Twitter schaltet Journalisten-Accounts wieder frei
17. Dezember 2022Twitter hat mehrere gesperrte Accounts von US-Journalisten wieder freigeschaltet. Unternehmenschef Elon Musk kündigte den Schritt unter Verweis auf eine Umfrage unter Nutzern des Online-Netzwerks an, bei der sich eine Mehrheit der knapp 3,7 Millionen Teilnehmer für ein sofortiges Ende der Sperren ausgesprochen hatte.
Es geht um die Twitter-Konten prominenter Journalisten etwa von der "New York Times", der "Washington Post" und dem Sender CNN. Sie konnten am Samstagmorgen deutscher Zeit wieder aufgerufen werden.

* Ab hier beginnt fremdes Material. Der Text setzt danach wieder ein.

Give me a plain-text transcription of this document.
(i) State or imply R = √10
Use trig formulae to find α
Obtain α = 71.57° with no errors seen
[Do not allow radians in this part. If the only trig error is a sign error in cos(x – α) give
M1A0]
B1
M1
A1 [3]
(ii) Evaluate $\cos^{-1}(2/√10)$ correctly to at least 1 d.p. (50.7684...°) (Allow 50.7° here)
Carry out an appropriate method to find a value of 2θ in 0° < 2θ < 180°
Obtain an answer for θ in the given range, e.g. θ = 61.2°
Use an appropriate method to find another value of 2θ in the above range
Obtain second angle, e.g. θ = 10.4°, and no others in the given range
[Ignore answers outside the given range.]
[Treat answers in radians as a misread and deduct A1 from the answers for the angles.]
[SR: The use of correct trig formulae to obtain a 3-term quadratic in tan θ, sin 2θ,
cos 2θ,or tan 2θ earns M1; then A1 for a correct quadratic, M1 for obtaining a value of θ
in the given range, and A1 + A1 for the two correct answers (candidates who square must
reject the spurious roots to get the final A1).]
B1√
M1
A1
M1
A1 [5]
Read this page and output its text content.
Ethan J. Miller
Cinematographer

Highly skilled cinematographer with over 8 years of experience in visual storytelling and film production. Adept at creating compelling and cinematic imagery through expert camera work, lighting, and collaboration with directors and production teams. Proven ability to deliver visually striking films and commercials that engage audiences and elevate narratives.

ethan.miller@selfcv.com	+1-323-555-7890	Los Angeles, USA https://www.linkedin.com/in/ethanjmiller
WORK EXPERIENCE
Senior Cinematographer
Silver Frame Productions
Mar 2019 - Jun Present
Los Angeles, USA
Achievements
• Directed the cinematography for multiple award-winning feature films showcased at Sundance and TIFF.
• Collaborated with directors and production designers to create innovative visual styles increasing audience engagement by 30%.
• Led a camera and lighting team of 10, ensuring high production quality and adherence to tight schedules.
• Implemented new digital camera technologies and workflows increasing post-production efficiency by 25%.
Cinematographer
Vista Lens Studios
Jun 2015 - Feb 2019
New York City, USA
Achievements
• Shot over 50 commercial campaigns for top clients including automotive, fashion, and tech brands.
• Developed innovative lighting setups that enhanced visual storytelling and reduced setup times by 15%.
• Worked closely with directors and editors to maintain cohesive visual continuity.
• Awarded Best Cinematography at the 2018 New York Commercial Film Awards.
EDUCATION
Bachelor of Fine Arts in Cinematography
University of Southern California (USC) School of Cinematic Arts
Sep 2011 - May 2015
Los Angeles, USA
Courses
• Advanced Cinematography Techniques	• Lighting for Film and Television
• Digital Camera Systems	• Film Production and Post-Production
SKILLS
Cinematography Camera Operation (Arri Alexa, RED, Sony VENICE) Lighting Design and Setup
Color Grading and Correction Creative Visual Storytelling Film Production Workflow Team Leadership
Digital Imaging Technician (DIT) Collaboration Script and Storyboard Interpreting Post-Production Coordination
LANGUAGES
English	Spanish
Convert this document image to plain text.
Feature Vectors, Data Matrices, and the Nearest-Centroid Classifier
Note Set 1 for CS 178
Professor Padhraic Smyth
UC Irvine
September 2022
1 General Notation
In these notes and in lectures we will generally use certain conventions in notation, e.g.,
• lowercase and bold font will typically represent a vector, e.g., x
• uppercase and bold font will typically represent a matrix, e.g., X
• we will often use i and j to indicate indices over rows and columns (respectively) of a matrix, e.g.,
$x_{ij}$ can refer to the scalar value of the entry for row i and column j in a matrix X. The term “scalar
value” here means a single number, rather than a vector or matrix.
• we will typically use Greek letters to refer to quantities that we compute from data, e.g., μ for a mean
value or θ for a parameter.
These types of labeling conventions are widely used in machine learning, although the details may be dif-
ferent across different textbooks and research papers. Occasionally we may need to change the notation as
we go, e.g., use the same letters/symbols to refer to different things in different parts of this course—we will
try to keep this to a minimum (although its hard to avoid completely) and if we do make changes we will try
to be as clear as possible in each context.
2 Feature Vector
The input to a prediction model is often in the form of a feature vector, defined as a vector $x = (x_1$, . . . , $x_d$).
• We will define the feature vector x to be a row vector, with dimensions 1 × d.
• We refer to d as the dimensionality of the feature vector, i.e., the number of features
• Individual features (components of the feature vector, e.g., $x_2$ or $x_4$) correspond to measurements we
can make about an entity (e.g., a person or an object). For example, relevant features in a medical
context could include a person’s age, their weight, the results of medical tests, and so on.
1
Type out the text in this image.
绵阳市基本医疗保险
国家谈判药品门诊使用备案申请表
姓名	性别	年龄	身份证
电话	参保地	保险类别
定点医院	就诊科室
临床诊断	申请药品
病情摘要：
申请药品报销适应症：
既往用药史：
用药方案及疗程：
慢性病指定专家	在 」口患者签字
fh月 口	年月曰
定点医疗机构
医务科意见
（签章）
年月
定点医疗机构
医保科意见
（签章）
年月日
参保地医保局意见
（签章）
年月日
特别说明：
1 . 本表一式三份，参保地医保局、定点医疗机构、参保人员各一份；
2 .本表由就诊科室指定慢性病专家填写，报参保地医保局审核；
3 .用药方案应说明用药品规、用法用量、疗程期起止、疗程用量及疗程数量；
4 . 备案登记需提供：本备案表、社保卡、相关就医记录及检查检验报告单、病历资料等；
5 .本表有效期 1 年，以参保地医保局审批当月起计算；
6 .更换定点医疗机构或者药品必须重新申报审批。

Nach Angaben der "Washington Post" gab es vor der Sperre keine Vorwarnung zu dem Schritt. Zuvor war ein anderer Account blockiert worden, der das Privatflugzeug von Twitter-Eigner Elon Musk verfolgte. Einige der jetzt gesperrten Journalisten hatten darüber berichtet.
Musk hat in mehreren Tweets von einem Verstoß gegen die Twitter-Nutzungsbedingungen und einer Gefahr für sich und seine Familie durch die Flugdaten gesprochen. "Sie haben meinen exakten Echtzeit-Standort gepostet, im Grunde die Koordinaten für ein Attentat", schrieb Musk. Die Journalisten hätten gegen das Verbot der Weitergabe persönlicher Informationen – das sogenannte Doxxing - verstoßen, schrieb Musk. "Für 'Journalisten' gelten die gleichen Doxxing-Regeln wie für alle anderen."
Ein Student hatte das Konto @elonjet angelegt, das mit Hilfe eines automatisierten Computerbots in Echtzeit frei zugängliche Informationen zu Bewegungen von Musks Privatjet wiedergegeben hatte. Musk drohte mit rechtlichen Schritten gegen den Betreiber, da sein Sohn von einem "verrückten Stalker" verfolgt worden sei. "Mich den ganzen Tag lang zu kritisieren ist völlig in Ordnung, aber meinen Standort in Echtzeit zu veröffentlichen und meine Familie zu gefährden, ist es nicht", twitterte Musk.
Protest auch von der EU
"Nach bisherigem Kenntnisstand haben die Journalisten keine persönlichen Daten weitergeben", schreibt der Kommunikationswissenschaftler Wolfgang Schweiger von der Universität Hohenheim der Deutschen Welle. "Sie haben höchstens @elonjet und den dortigen Daten durch ihre Berichte mehr Publizität und Verbreitung verschafft. Aber das reicht als Grund für ihre Sperrung nicht aus, zumal @elonjet bereits aus Twitter entfernt wurde - und das durchaus zurecht."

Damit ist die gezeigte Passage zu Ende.